Wherever You Go, There You Are: Consider Your Reasoning for Travel
As I lay in bed, beautiful Lisbon outside of my window (seriously, this was my view) I realized, like so many others have said before me, that you can't outrun your sorrows. Another wave just hit.
The feelings of inadequacy crept up again; they'd followed me 4,500 miles across the sea.
I did not travel to escape my problems, honest to god. When the trip was booked in October 2017, there were no problems to escape. But somewhere between November and January, the thought blossomed: maybe this will fix me, fix us, fix everything.
What if tomorrow's no better?
I wrote the above when I started this blog post in March of this year. (Don’t ask me why it’s taken me almost 9 months to complete.)
In case you couldn’t tell, my life was falling apart. I was in a deep, dark, shadowy place that I hope to never revisit. I was desperate for a way out of the hole that I’d recently found myself in. Somewhere along the way, the rom-com enthusiast within had decided that Lisbon would the perfect backdrop for my happily-ever-after. My seemingly (at the time) irreparable relationship would somehow be repaired among morning strolls through Alfama and candlelit dinners at that place that I’d seen on Somebody Feed Phil. I’d follow a strict European diet and drop 40 pounds, effortlessly. My hair and skin would flourish from all the water that I drank and I’d get stopped on the street by a casting agent for a spontaneous acting gig as a result, accidentally reaching levels of superstardom I’d never dreamed of. All to the soundtrack of fado.
Then I woke up.
While I did get stopped by a casting agent for a spot in a vitamin water commercial (didn’t get the part though, they ended up casting acrobats instead?) nothing else on the above list actually happened. Instead:
My partner and I fought every. single. day. But by some wonderful miracle, we reconciled.

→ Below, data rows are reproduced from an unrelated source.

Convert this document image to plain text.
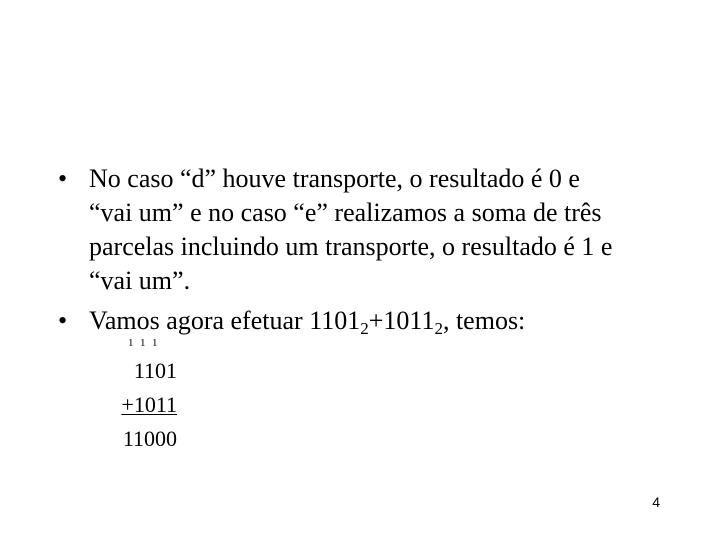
• No caso “d” houve transporte, o resultado é 0 e
“vai um” e no caso “e” realizamos a soma de três
parcelas incluindo um transporte, o resultado é 1 e
“vai um”.
• Vamos agora efetuar $1101_2+1011_2$, temos:
1 1 1
1101
+1011
11000
4
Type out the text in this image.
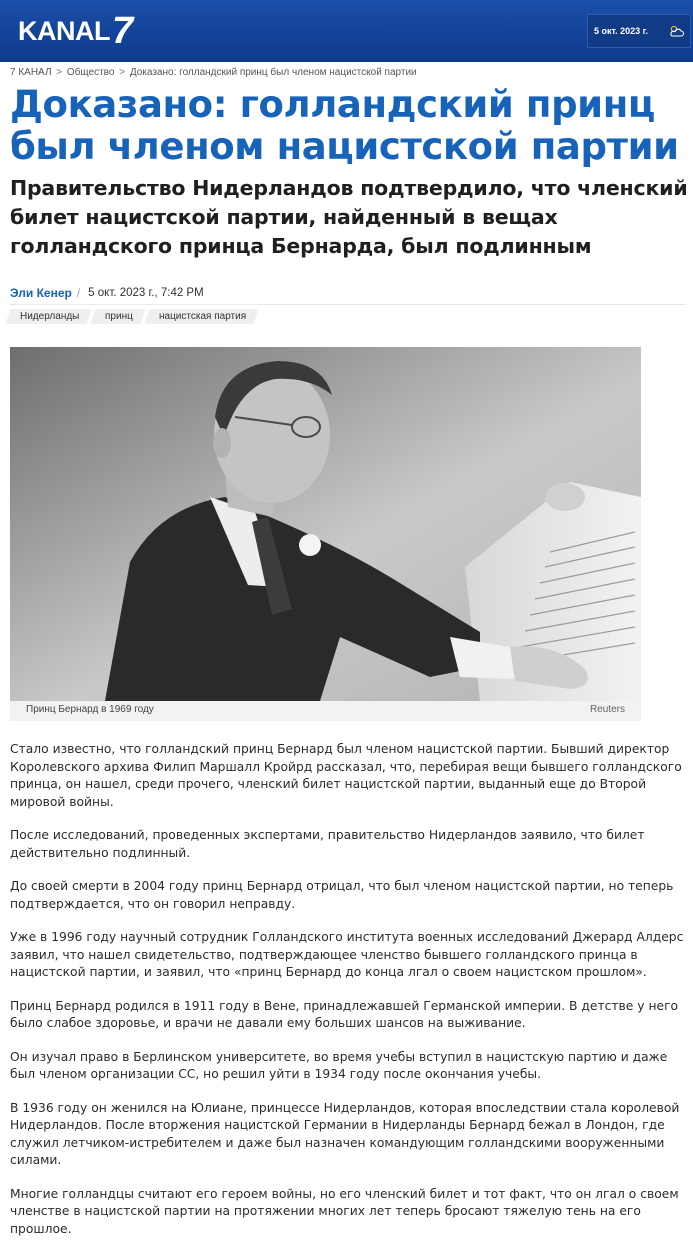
KANAL 7	5 окт. 2023 г.
7 КАНАЛ > Общество > Доказано: голландский принц был членом нацистской партии
Доказано: голландский принц был членом нацистской партии
Правительство Нидерландов подтвердило, что членский билет нацистской партии, найденный в вещах голландского принца Бернарда, был подлинным
Эли Кенер / 5 окт. 2023 г., 7:42 PM
Нидерланды	принц	нацистская партия
Принц Бернард в 1969 году	Reuters

Стало известно, что голландский принц Бернард был членом нацистской партии. Бывший директор Королевского архива Филип Маршалл Кройрд рассказал, что, перебирая вещи бывшего голландского принца, он нашел, среди прочего, членский билет нацистской партии, выданный еще до Второй мировой войны.

После исследований, проведенных экспертами, правительство Нидерландов заявило, что билет действительно подлинный.

До своей смерти в 2004 году принц Бернард отрицал, что был членом нацистской партии, но теперь подтверждается, что он говорил неправду.

Уже в 1996 году научный сотрудник Голландского института военных исследований Джерард Алдерс заявил, что нашел свидетельство, подтверждающее членство бывшего голландского принца в нацистской партии, и заявил, что «принц Бернард до конца лгал о своем нацистском прошлом».

Принц Бернард родился в 1911 году в Вене, принадлежавшей Германской империи. В детстве у него было слабое здоровье, и врачи не давали ему больших шансов на выживание.

Он изучал право в Берлинском университете, во время учебы вступил в нацистскую партию и даже был членом организации СС, но решил уйти в 1934 году после окончания учебы.

В 1936 году он женился на Юлиане, принцессе Нидерландов, которая впоследствии стала королевой Нидерландов. После вторжения нацистской Германии в Нидерланды Бернард бежал в Лондон, где служил летчиком-истребителем и даже был назначен командующим голландскими вооруженными силами.

Многие голландцы считают его героем войны, но его членский билет и тот факт, что он лгал о своем членстве в нацистской партии на протяжении многих лет теперь бросают тяжелую тень на его прошлое.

I actually gained a few pounds, because that “European diet” that I’d made up? Actually consisted of bread, cheese, bread, pork and wine. And did I mention bread?
We never made it to that restaurant from Somebody Feed Phil because we’re not the only people that watch the show, so the wait was always too long for my liking. (Seriously, it’s a great show. You should watch it.)
My skin and hair didn’t flourish, because hard tap water and winter and new product experimentation. Oh, and bread.
Now, as I sit typing this from my current apartment in Mexico, I can’t help but to chuckle at myself.
A lot of things can happen when you travel. Most of the time they’re not what you think.
The reality is, in the 3 months that I spent in Portugal, I checked off maybe 4 of the hundred-and-something things that I had on my wishlist. To be very honest, most of the time, I was either too sad, too tired (from working), too busy (with work) or too broke to do the things that I dreamed of doing.
Despite it all, Lisbon still somehow managed to become one of my favorite cities on earth. As a bonus, I managed to find my way out of the hole.
But the primary lesson that travel has taught me is this: It’s not a fix-all solution. To anything.
Life doesn’t stop because you decided to hop on a plane a flee the country. Your brain doesn’t suddenly come down with a bad case of amnesia because your coffee came from a French cafe instead of Winn-Dixie. And, as much as I hate to say it, your wallet doesn’t give a damn where in the world you are. Your account balance will drain just as fast (or faster, probably) as it does at home.
Living abroad can be wonderful and amazing and every positive adjective in the book. Most times it will be, in some capacity. But it can also be just as shitty as living in your parents’ basement.
Travel is not all ancient ruins and stunning architecture. It’s learning, about the people and places around you, sure, but mostly about yourself. It’s feeling, it’s lazy Sundays no matter where you are, it’s still craving Popeye’s knowing damn well there’s no Popeye’s in the city, let alone the country. It’s missing your family, your friends. It’s emotional.
It’s being in wonder that this is your life. Because it is your life, and everything that comes with it.
As my Mexican visa creeps closer to expiration and my wishlist grows longer and longer, I remind myself to appreciate the little things that I’ve come to love about the country, like hummingbirds, fresh produce and lasagna from the bomb ass Italian restaurant around the corner.
As someone wise once said (seriously, I can’t find the origin of this quote) - travel is no cure for the mind.